One protective G allele — reduced psoriasis risk and favourable ustekinumab response profile
The TG heterozygous state produces an intermediate IL12B expression level between TT risk homozygotes and GG protective homozygotes. The 12.5-fold expression difference between TT and GG in Johnston 2013 is measured in homozygotes; TG individuals likely occupy a midpoint. This partial protection translates to measurable risk reduction in association studies, with the protective allele acting in a codominant fashion. The psoriatic arthritis association follows a similar pattern — TG carriers have intermediate joint disease risk compared to the two homozygote groups.

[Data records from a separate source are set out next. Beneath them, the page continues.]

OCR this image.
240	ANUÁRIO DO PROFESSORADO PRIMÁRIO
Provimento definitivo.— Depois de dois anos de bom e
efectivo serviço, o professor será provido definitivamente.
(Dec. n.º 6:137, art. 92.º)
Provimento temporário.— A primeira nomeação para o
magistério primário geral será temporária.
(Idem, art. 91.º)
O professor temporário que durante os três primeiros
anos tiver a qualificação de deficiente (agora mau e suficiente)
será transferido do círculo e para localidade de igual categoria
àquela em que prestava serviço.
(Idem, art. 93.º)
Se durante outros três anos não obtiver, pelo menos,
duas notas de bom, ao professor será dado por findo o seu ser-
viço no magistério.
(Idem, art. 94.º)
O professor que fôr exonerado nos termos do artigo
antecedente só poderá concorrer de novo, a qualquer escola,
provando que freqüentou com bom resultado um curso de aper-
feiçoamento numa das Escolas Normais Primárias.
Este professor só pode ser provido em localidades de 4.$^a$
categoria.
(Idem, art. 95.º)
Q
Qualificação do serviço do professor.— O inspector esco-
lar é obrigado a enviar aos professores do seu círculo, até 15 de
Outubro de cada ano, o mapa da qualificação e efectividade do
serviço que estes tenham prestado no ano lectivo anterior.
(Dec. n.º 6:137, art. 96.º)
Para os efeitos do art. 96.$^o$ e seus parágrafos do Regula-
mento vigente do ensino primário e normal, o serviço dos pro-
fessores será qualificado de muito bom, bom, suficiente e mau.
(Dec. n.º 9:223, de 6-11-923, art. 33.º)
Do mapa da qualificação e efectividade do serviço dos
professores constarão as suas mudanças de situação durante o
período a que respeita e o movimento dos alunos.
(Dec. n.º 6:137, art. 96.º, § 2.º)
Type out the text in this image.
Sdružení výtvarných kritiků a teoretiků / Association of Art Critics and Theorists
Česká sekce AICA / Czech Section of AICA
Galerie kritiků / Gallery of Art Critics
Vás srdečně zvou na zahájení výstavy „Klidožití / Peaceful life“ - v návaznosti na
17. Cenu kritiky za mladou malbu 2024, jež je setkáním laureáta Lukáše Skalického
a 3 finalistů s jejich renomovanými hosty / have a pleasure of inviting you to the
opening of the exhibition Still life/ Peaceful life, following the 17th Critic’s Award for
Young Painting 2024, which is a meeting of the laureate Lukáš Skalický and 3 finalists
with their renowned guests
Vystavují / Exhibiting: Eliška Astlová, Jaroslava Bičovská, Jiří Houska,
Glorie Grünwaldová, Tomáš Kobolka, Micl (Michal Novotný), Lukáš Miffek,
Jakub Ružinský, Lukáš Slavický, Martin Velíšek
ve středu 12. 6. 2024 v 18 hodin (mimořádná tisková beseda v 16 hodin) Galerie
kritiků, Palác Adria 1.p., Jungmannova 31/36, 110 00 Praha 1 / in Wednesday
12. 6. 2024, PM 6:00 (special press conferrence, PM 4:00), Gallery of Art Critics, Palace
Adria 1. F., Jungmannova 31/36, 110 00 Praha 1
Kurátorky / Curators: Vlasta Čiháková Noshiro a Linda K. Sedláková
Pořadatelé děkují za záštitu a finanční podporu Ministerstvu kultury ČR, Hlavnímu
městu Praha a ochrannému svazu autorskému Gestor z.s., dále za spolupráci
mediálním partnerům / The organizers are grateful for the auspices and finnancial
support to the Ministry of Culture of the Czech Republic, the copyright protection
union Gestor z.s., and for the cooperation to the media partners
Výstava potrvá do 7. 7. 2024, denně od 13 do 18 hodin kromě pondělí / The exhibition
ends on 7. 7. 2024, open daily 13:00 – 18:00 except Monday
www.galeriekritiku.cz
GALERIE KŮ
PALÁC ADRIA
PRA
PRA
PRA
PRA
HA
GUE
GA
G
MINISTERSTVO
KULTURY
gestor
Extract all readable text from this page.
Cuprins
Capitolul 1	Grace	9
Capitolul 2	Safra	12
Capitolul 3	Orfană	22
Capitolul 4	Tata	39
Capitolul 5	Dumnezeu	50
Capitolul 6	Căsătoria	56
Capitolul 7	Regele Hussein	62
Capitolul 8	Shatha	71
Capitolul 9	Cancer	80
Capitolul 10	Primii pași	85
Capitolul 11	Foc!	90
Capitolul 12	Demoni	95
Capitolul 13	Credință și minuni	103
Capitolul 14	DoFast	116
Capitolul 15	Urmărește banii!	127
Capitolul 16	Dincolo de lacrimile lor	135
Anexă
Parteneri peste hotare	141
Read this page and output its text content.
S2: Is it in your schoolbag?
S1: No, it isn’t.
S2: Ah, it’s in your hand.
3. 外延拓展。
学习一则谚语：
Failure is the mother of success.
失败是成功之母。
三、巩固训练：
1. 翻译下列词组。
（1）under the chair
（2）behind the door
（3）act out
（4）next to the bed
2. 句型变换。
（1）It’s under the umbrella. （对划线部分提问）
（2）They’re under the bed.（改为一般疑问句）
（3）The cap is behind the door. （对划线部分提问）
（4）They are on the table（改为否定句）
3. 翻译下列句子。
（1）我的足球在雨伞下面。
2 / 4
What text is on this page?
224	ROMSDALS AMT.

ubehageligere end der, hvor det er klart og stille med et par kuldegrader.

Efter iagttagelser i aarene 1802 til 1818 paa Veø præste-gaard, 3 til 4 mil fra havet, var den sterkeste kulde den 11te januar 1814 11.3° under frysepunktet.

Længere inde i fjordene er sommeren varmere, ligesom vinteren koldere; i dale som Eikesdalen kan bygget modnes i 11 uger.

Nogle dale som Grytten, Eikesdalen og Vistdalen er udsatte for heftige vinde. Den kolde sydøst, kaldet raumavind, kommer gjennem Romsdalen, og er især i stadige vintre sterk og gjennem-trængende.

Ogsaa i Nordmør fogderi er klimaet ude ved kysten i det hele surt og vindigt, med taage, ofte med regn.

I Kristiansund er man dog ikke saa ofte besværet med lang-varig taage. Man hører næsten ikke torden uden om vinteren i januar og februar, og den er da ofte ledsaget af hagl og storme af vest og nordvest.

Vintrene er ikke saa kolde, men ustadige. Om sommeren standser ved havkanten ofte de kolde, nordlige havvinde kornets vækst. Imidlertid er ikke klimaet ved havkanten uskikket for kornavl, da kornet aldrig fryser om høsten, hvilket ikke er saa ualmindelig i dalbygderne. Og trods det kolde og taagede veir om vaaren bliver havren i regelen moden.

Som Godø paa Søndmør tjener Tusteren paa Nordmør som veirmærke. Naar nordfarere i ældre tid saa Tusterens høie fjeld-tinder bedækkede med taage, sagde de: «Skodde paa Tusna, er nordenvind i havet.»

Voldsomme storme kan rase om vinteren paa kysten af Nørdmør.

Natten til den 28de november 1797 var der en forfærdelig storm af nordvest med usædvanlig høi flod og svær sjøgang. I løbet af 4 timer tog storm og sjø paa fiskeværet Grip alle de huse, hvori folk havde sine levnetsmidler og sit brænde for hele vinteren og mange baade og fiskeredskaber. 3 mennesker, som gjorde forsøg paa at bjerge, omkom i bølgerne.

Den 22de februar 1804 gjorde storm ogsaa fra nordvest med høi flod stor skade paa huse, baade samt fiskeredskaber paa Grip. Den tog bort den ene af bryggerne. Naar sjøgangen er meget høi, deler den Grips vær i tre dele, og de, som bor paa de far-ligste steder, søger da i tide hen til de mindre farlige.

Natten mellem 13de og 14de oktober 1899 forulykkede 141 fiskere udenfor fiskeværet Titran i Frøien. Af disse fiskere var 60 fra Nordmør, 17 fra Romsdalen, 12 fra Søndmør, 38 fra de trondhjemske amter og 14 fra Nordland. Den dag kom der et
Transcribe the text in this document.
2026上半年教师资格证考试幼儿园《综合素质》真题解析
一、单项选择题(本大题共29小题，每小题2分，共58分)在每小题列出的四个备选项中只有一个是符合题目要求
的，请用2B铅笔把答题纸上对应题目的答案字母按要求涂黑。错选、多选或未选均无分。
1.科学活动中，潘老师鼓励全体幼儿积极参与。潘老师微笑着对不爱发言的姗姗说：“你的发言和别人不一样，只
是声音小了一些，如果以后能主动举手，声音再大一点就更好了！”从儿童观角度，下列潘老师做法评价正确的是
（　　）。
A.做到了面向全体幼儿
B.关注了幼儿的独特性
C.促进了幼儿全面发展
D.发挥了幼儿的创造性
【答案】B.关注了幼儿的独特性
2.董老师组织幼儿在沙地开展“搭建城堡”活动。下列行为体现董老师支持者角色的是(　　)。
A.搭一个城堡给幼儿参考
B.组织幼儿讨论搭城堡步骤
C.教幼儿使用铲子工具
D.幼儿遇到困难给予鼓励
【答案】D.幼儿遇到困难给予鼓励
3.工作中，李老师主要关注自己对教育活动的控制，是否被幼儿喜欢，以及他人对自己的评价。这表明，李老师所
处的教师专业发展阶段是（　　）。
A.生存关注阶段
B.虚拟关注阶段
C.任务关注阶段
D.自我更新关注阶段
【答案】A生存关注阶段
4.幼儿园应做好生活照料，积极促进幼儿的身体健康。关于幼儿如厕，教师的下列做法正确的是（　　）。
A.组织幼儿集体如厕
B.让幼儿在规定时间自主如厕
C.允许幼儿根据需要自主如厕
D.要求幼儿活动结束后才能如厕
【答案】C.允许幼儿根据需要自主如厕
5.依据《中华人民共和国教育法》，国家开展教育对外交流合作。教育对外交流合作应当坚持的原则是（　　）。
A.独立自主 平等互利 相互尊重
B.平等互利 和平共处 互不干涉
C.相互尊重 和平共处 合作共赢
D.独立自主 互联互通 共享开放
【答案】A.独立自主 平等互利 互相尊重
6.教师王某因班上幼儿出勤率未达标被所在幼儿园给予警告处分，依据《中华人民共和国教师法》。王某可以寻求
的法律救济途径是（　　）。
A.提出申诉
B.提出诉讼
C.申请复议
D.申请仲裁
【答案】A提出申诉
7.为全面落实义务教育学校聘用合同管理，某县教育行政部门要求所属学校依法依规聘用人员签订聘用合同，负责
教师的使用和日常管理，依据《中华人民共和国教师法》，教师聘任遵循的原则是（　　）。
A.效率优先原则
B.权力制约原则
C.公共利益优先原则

For biologic therapy: the Galluzzo 2016 finding specifically highlighted "absence of AA genotype" (which in plus-strand notation corresponds to absence of TT genotype) as predictive of better ustekinumab response. TG carriers fall in the favourable group. This provides actionable pharmacogenomic guidance for biologic selection conversations.
Homozygous for the IL12B risk allele — highest susceptibility at this locus, attenuated ustekinumab response
The TT genotype reflects homozygosity for the regulatory state that maximally amplifies IL12B transcription. The 12.5-fold expression difference between TT and GG individuals is one of the largest cis-regulatory effects documented at this locus, explaining why rs3212227 shows such a strong statistical signal in GWAS despite being a common variant. Functionally, elevated IL12B drives enhanced Th1 polarization through IL-12/IFN-γ signaling, but paradoxically also reduces IL-23 (the shared p40 is more often incorporated into IL-12 than IL-23 dimers when overproduced), creating a Th1-dominant inflammatory environment in psoriatic skin.
For biologic therapy: ustekinumab blocks the p40 subunit encoded by IL12B. TT homozygotes have the most p40 target available for ustekinumab binding, which might seem advantageous, but the Galluzzo 2016 data show attenuated early response for individuals lacking the protective G allele. This may reflect the magnitude of the inflammatory signal exceeding what standard dosing can fully suppress at early time points. Longer treatment or dose escalation may normalize outcomes. Guselkumab (anti-p19) and risankizumab (anti-p19) target only the IL-23-specific subunit; their efficacy may be less directly influenced by IL12B expression levels.
The psoriatic arthritis association (OR ~1.4–1.6 across studies) means TT carriers with any skin psoriasis should actively monitor for joint symptoms — nail pitting, dactylitis, and inflammatory back pain are early signs that precede structural joint damage.